O chocolate é como o amor, estimula o hipotálamo, induzindo sensações prazerosas e elevando o nível de serotonina. Mas não é apenas isso, o chocolate é como o amor, porque no verão fica mais derretido e no inverno os dentes mais frágeis se acovardam em mordê-lo.


As amadas passam na rua sorridente, os homens mal amados nunca passam do segundo copo sem se embriagarem. Mulheres a noite, quando a cama de casal mesmo confortável , fica desconfortável, vão na cozinha e na segunda prateleira se encontram com seu amor secreto. Os homens solitários sempre têm bombons para oferecerem. Seu amor é como gangorra em praça, um brinquedo que só tem graça quando feito a dois.

Quando inicia, taças de vinho derramadas mancham o tapete branco da sala. Quando acaba, o sol se despede da lua, o doce agora se transforma em despedida. Os grãos de cacau torrados sem adição de leite. O amargo de ir embora. O amargo sem passaporte. Há o amor amargo, sem adição de carinhos e fragmentos que se espalham pelo espelho de desconhecidos. O amor pode ser uma barra de chocolate amargo.

Um amor recheado de sonhos. Um amor que se inicia ali na varanda e vai até nós dois de mãos dadas e bem velhinhos. Um amor que surpreenda, que leia poemas para dormir, que faça o café para amanhecer. Um amor lindo de jeans, um amor lindo de prataporter, um amor de linho. Um amor que converse sobre ter filhos, sobre os filhos, sobre não ter filhos. Um amor que tenha sexo, mas tenha diálogo. Que tenha religião, fé um no outro. Chocolate por dentro com amêndoa ou avelã, cereja ou amoras, morango ou frutas silvestres, licores. Um amor com recheio : venha e me faça feliz, venha e te farei feliz.

A couverture é o chocolate rico em manteiga de cacau, utilizados pelos profissionais chocolateiros. Gueixa são mulheres que estudam a tradição milenar da arte da sedução, dança e canto. As estrelas como lençol e a rede. Os bibs e aquele instante silencioso eterno após o primeiro beijo. Abra a janela ao invés de acender a luz. Veja ao invés de fotografar.

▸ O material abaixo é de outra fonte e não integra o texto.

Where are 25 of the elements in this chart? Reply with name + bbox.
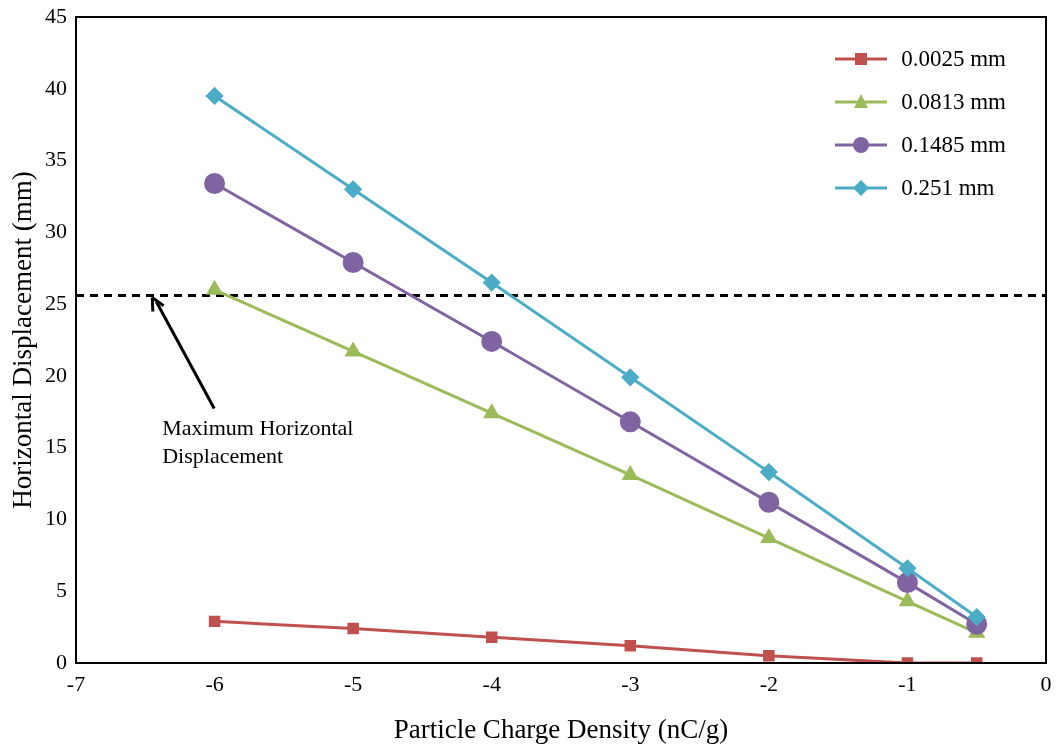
legend-label: 0.0025 mm (901, 45, 1006, 72)
y-tick-label: 30 (45, 218, 67, 244)
x-tick-label: 0 (1040, 670, 1052, 696)
x-tick-label: -3 (621, 670, 640, 696)
legend-label: 0.0813 mm (901, 88, 1006, 115)
y-tick-label: 5 (56, 577, 67, 602)
legend-label: 0.251 mm (901, 174, 995, 201)
annotation: Maximum Horizontal Displacement (162, 415, 354, 469)
y-tick-label: 0 (56, 648, 67, 674)
y-tick-label: 35 (45, 146, 67, 172)
y-tick-label: 40 (45, 74, 67, 100)
y-tick-label: 10 (45, 505, 67, 531)
y-tick-label: 45 (45, 2, 67, 28)
y-axis-title: Horizontal Displacement (mm) (7, 171, 38, 509)
x-tick-label: -7 (66, 670, 86, 696)
x-tick-label: -1 (898, 670, 917, 696)
x-axis-title: Particle Charge Density (nC/g) (393, 713, 729, 744)
y-tick-label: 20 (45, 361, 67, 387)
x-tick-label: -2 (759, 670, 779, 696)
legend-label: 0.1485 mm (901, 131, 1006, 158)
x-tick-label: -6 (205, 670, 224, 696)
y-tick-label: 25 (45, 289, 67, 315)
x-tick-label: -5 (343, 670, 363, 696)
x-tick-label: -4 (482, 670, 501, 696)
y-tick-label: 15 (45, 433, 67, 459)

Coloque os pés na grama e descanse os sapatos. O que vai para a escola é a mente e não o coração.

Tabletes, gotas e barras. Um amor ao leite que seja deleite. Convencional e até mesmo tão igual a tantos iguais. Até marcado com o gosto do hábito, mas com o deleite de ver que irá viajar, mas me levará no cheiro de suas roupas. Deleite de passar os dedos nos lábios e os lábios em deleite guardará os dedos no céu – da boca. Deleite pelo amor confesso no cotidiano de fazer planos. Planos de quem lavará a louça do jantar, de quem fará o café e a salada, de quem deixará as crianças no colégio, do apartamento para poderem casar sem papel passado, da conta de água e da de luz, da escova de dente, das toalhas xadrezes ou lisas. Deleite e ao leite do amor que sofre barras, gotas de lágrimas e algumas vezes quase se esfrangalha em tabletes, mas como num milagre o que era dor, basta um abraço forte, verdadeiro, carinhoso e para o amor mais uma vez ser amor.

A páscoa e suas cestas que são ninhos recheados de amor com chocolate ou chocolate com amor. Margarita disse enquanto tomava café que os coelhos são cupidos. Ainda existe gente que se apaixona.